Make a data sheet to collect the data during your experiment next time. The data sheet should include places to record the
If you complete these activities before the end of the period, you can begin the Hypothesis and Methods sections of your poster. (See below.)
Part 2
Doing Your Heart Rate Experiment
Review your experimental plan from last time, and carry out the experiment for each subject in your group. Record your data in the data sheets that you prepared.
Analyzing Your Results
Discuss the best way to analyze your data in order to test your hypothesis. You may want to use one of the following methods of analysis.
(1) For each subject, calculate the difference between the resting heart rate and the heart rate during or after the stimulus or activity. Make a table which shows these change in heart rate values. Calculate the average change in heart rate for all subjects in the experiment, and record this average in the table.

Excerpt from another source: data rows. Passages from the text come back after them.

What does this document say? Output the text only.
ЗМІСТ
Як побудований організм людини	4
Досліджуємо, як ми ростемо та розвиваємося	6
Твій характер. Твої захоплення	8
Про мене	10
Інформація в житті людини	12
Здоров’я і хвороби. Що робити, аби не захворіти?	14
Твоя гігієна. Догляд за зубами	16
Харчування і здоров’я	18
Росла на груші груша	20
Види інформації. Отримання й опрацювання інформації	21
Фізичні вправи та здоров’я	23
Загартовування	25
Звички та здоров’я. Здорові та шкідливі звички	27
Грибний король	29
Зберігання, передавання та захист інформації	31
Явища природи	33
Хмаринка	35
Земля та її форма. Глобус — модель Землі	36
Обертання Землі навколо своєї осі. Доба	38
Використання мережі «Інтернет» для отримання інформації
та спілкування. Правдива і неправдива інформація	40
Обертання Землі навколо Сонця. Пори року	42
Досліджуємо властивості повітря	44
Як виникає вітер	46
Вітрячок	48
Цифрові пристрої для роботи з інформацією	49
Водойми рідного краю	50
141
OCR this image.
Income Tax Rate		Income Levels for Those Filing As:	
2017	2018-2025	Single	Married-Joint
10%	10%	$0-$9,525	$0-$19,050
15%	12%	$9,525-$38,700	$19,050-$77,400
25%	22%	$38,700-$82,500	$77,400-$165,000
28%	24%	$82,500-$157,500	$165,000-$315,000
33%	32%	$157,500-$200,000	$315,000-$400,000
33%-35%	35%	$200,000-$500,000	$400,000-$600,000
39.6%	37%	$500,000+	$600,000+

(2) For each subject, graph the resting heart rate and the heart rate during and/or after the stimulus or activity. Calculate the average resting heart rate and the average heart rate during and/or after the stimulus or activity. Graph these averages. Be sure to label both axes of any graph that you make.
Each student should analyze the data and attach the table or graphs you have prepared.
Do your results support your hypothesis? What conclusions can you draw from your experiment?
Poster
Each group should prepare a poster on their heart rate experiment. This poster should explain your hypothesis, the basic procedures you used, your main results (summarized in a graph and/or table), and your conclusions.